Re: [RFC PATCH 0/9] introduce PGTY_mgt_entry page_type

From: Huan Yang
Date: Thu Jul 24 2025 - 05:39:23 EST



在 2025/7/24 17:15, Lorenzo Stoakes 写道:
NAK. This series is completely un-upstreamable in any form.

David has responded to you already, but to underline.

The lesson here is that you really ought to discuss things with people in
the subsystem you are changing in advance of spending a lot of time doing
work like this which you intend to upstream.

Yes, this is a very useful lesson.:)

In the future, when I have ideas in this area, I will bring them up for discussion first, especially when

they involve folios or pages.


On Thu, Jul 24, 2025 at 04:44:28PM +0800, Huan Yang wrote:
Summary
==
This patchset reuses page_type to store migrate entry count during the
period from migrate entry setup to removal, enabling accelerated VMA
traversal when removing migrate entries, following a similar principle to
early termination when folio is unmapped in try_to_migrate.

In my self-constructed test scenario, the migration time can be reduced
from over 150+ms to around 30+ms, achieving nearly a 70% performance
improvement. Additionally, the flame graph shows that the proportion of
remove_migration_ptes can be reduced from 80%+ to 60%+.
This sounds completely contrived. I don't even know if you have a use case
here.

The test case I provided does have an amplified effect, but the optimization it demonstrates is real. It's just that when scaled up to the system level, the effect becomes difficult to observe.


Notice: migrate entry specifically refers to migrate PTE entry, as large
folio are not supported page type and 0 mapcount reuse.

Principle
==
When a page removes all PTEs in try_to_migrate and sets up a migrate PTE
entry, we can determine whether the traversal of remaining VMAs can be
terminated early by checking if mapcount is zero. This optimization
helps improve performance during migration.

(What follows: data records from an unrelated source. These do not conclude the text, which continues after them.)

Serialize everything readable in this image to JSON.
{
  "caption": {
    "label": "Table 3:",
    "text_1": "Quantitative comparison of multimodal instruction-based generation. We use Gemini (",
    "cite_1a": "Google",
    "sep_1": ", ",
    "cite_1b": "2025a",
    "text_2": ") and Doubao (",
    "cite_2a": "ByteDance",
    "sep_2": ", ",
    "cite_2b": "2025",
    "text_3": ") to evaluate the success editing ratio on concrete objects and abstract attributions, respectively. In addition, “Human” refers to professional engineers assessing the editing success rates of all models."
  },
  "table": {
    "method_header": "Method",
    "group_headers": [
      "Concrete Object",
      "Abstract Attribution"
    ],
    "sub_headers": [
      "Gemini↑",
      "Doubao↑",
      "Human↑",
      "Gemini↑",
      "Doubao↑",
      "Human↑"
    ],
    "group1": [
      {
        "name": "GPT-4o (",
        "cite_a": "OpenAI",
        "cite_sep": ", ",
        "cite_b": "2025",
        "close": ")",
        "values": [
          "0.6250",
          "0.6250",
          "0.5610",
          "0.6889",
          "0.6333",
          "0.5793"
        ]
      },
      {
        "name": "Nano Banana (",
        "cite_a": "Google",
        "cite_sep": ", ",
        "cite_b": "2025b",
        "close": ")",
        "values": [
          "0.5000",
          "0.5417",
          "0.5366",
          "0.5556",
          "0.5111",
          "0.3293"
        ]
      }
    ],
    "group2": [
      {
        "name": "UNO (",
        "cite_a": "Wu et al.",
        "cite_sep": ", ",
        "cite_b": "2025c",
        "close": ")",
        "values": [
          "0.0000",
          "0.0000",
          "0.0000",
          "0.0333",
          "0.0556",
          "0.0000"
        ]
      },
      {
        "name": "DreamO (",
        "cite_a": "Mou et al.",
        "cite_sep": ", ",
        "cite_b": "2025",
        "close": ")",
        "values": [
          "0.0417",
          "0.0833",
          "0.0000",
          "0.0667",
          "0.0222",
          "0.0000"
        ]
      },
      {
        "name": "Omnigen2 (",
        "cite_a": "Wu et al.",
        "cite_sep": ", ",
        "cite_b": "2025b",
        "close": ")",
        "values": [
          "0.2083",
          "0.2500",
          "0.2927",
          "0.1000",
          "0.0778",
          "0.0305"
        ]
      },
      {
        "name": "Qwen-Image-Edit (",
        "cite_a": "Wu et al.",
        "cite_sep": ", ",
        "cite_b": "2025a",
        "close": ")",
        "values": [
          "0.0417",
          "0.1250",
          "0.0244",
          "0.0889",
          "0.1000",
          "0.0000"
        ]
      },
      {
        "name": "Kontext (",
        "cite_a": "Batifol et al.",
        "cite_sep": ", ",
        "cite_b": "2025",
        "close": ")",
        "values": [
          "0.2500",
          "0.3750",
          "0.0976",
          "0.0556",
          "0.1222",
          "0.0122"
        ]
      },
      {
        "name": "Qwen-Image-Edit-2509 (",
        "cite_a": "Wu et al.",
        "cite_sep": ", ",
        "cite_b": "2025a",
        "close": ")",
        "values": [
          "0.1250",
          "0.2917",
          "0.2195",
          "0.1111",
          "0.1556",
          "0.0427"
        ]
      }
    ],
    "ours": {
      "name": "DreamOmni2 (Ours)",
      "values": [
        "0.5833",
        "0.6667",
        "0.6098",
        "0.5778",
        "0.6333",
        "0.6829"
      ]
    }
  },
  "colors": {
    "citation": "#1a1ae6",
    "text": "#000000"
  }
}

However, when removing migrate PTE entries and setting up PTEs for the
destination folio in remove_migration_ptes, there is no such information
available to assist in deciding whether the traversal of remaining VMAs
can be ended early. Therefore, it is necessary to traversal all VMAs
associated with this folio.

In reality, when a folio is fully unmapped and before all migrate PTE
entries are removed, the mapcount will always be zero. Since page_type
and mapcount share a union, and referring to folio_mapcount, we can
reuse page_type to record the number of migrate PTE entries of the
current folio in the system as long as it's not a large folio. This
reuse does not affect calls to folio_mapcount, which will always return
zero.
OK so - if you ever find yourself thinking this way, please stop. We are in
the midst of fundamentally changing how folios and pages work.

There is absolutely ZERO room for reusing arbitrary fields in this way. Any
series that attempts to do this will be rejected.

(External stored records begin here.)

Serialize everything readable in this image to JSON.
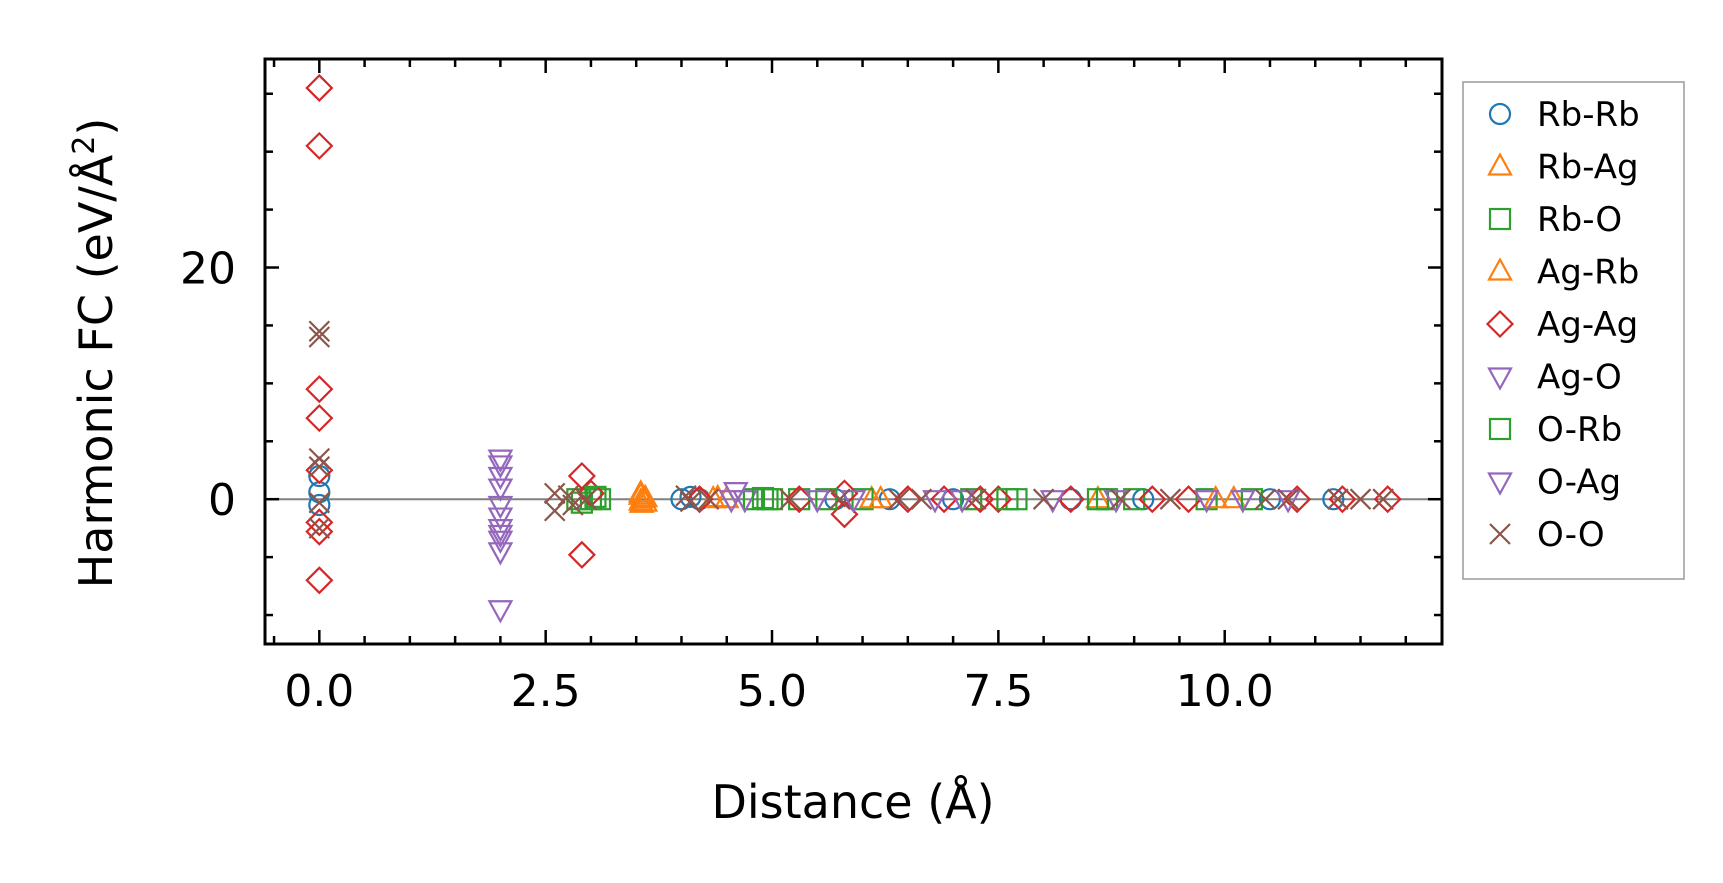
{
  "chart_data": {
    "type": "scatter",
    "title": "",
    "xlabel": "Distance (Å)",
    "ylabel": "Harmonic FC (eV/Å²)",
    "ylabel_main": "Harmonic FC (eV/Å",
    "ylabel_sup": "2",
    "ylabel_close": ")",
    "xlim": [
      -0.6,
      12.4
    ],
    "ylim": [
      -12.5,
      38
    ],
    "x_ticks": [
      {
        "value": 0.0,
        "label": "0.0"
      },
      {
        "value": 2.5,
        "label": "2.5"
      },
      {
        "value": 5.0,
        "label": "5.0"
      },
      {
        "value": 7.5,
        "label": "7.5"
      },
      {
        "value": 10.0,
        "label": "10.0"
      }
    ],
    "x_minor_step": 0.5,
    "y_ticks": [
      {
        "value": 0,
        "label": "0"
      },
      {
        "value": 20,
        "label": "20"
      }
    ],
    "y_minor_step": 5,
    "zero_line": true,
    "grid": false,
    "legend_position": "outside-right",
    "series": [
      {
        "name": "Rb-Rb",
        "marker": "circle",
        "color": "#1f77b4",
        "points": [
          [
            0,
            0.6
          ],
          [
            0,
            2.0
          ],
          [
            0,
            -0.5
          ],
          [
            4.0,
            0
          ],
          [
            4.1,
            0.2
          ],
          [
            4.2,
            0
          ],
          [
            5.7,
            0
          ],
          [
            6.3,
            0
          ],
          [
            7.0,
            0
          ],
          [
            8.3,
            0
          ],
          [
            9.1,
            0
          ],
          [
            10.5,
            0
          ],
          [
            11.2,
            0
          ]
        ]
      },
      {
        "name": "Rb-Ag",
        "marker": "triangle-up",
        "color": "#ff7f0e",
        "points": [
          [
            3.55,
            0.3
          ],
          [
            3.55,
            -0.2
          ],
          [
            3.6,
            0.1
          ],
          [
            3.6,
            -0.3
          ],
          [
            3.58,
            0
          ],
          [
            4.35,
            0
          ],
          [
            4.4,
            0.1
          ],
          [
            6.1,
            0
          ],
          [
            8.6,
            0
          ],
          [
            10.1,
            0
          ]
        ]
      },
      {
        "name": "Rb-O",
        "marker": "square",
        "color": "#2ca02c",
        "points": [
          [
            2.85,
            0
          ],
          [
            3.0,
            0
          ],
          [
            3.1,
            0
          ],
          [
            4.8,
            0
          ],
          [
            4.95,
            0
          ],
          [
            5.0,
            0
          ],
          [
            5.3,
            0
          ],
          [
            6.0,
            0
          ],
          [
            7.2,
            0
          ],
          [
            7.7,
            0
          ],
          [
            8.6,
            0
          ],
          [
            9.0,
            0
          ],
          [
            9.8,
            0
          ],
          [
            10.3,
            0
          ]
        ]
      },
      {
        "name": "Ag-Rb",
        "marker": "triangle-up",
        "color": "#ff7f0e",
        "points": [
          [
            3.55,
            0.5
          ],
          [
            3.56,
            -0.4
          ],
          [
            4.5,
            0
          ],
          [
            6.2,
            0
          ],
          [
            9.9,
            0
          ]
        ]
      },
      {
        "name": "Ag-Ag",
        "marker": "diamond",
        "color": "#d62728",
        "points": [
          [
            0,
            35.5
          ],
          [
            0,
            30.5
          ],
          [
            0,
            9.5
          ],
          [
            0,
            7.0
          ],
          [
            0,
            -2.0
          ],
          [
            0,
            -2.8
          ],
          [
            0,
            -7.0
          ],
          [
            0,
            2.5
          ],
          [
            2.9,
            2.0
          ],
          [
            2.9,
            -4.8
          ],
          [
            3.0,
            0.5
          ],
          [
            4.2,
            0
          ],
          [
            5.3,
            0
          ],
          [
            5.8,
            0.5
          ],
          [
            5.8,
            -1.3
          ],
          [
            6.5,
            0
          ],
          [
            6.9,
            0
          ],
          [
            7.3,
            0
          ],
          [
            7.5,
            0
          ],
          [
            8.3,
            0
          ],
          [
            9.2,
            0
          ],
          [
            9.6,
            0
          ],
          [
            10.8,
            0
          ],
          [
            11.3,
            0
          ],
          [
            11.8,
            0
          ]
        ]
      },
      {
        "name": "Ag-O",
        "marker": "triangle-down",
        "color": "#9467bd",
        "points": [
          [
            2.0,
            3.5
          ],
          [
            2.0,
            3.0
          ],
          [
            2.0,
            2.0
          ],
          [
            2.0,
            1.0
          ],
          [
            2.0,
            -1.5
          ],
          [
            2.0,
            -2.5
          ],
          [
            2.0,
            -3.5
          ],
          [
            2.0,
            -4.5
          ],
          [
            2.0,
            -9.5
          ],
          [
            4.6,
            0.7
          ],
          [
            4.7,
            0
          ],
          [
            5.9,
            0
          ],
          [
            7.1,
            0
          ],
          [
            8.1,
            0
          ],
          [
            9.8,
            0
          ],
          [
            10.7,
            0
          ]
        ]
      },
      {
        "name": "O-Rb",
        "marker": "square",
        "color": "#2ca02c",
        "points": [
          [
            2.9,
            -0.3
          ],
          [
            3.05,
            0.2
          ],
          [
            4.9,
            0.1
          ],
          [
            5.6,
            0
          ],
          [
            7.6,
            0
          ],
          [
            8.7,
            0
          ]
        ]
      },
      {
        "name": "O-Ag",
        "marker": "triangle-down",
        "color": "#9467bd",
        "points": [
          [
            2.0,
            -0.5
          ],
          [
            2.0,
            -3.0
          ],
          [
            4.55,
            0
          ],
          [
            5.5,
            0
          ],
          [
            6.8,
            0
          ],
          [
            8.8,
            0
          ],
          [
            10.2,
            0
          ]
        ]
      },
      {
        "name": "O-O",
        "marker": "x",
        "color": "#8c564b",
        "points": [
          [
            0,
            14.5
          ],
          [
            0,
            14.0
          ],
          [
            0,
            3.5
          ],
          [
            0,
            2.8
          ],
          [
            0,
            -2.5
          ],
          [
            0,
            -0.3
          ],
          [
            2.6,
            0.5
          ],
          [
            2.6,
            -1.0
          ],
          [
            2.75,
            0.3
          ],
          [
            2.8,
            -0.5
          ],
          [
            2.95,
            0
          ],
          [
            4.05,
            0.3
          ],
          [
            4.1,
            -0.2
          ],
          [
            4.3,
            0
          ],
          [
            5.2,
            0
          ],
          [
            5.75,
            0
          ],
          [
            6.4,
            0
          ],
          [
            6.65,
            0
          ],
          [
            7.25,
            0
          ],
          [
            8.0,
            0
          ],
          [
            8.85,
            0
          ],
          [
            9.4,
            0
          ],
          [
            10.45,
            0
          ],
          [
            10.7,
            0
          ],
          [
            11.25,
            0
          ],
          [
            11.5,
            0
          ],
          [
            11.75,
            0
          ]
        ]
      }
    ]
  }
}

Again, I must say - if you had raised this ahead of time we could have
saved you some effort.

Therefore, we can set the folio's page_type to PGTY_mgt_entry when
try_to_migrate completes, the folio is already unmapped, and it's not a
large folio. The remaining 24 bits can then be used to record the number
of migrate PTE entries generated by try_to_migrate.
I mean there's so much wrong here. The future is large folios. Making some
fundamental change that relies on not-large folio is a mistake. 24
bits... I mean no.
Thanks, I understand it.

Then, in remove_migration_ptes, when the nr_mgt_entry count drops to
zero, we can terminate the VMA traversal early.

It's important to note that we need to initialize the folio's page_type
to PGTY_mgt_entry and set the migrate entry count only while holding the
rmap walk lock.This is because during the lock period, we can prevent
new VMA fork (which would increase migrate entries) and VMA unmap
(which would decrease migrate entries).
No, no no. NO.

You are not introducing new locking complexity for this.

I could go on, but there's no point.

This series is not upstreamable, NAK.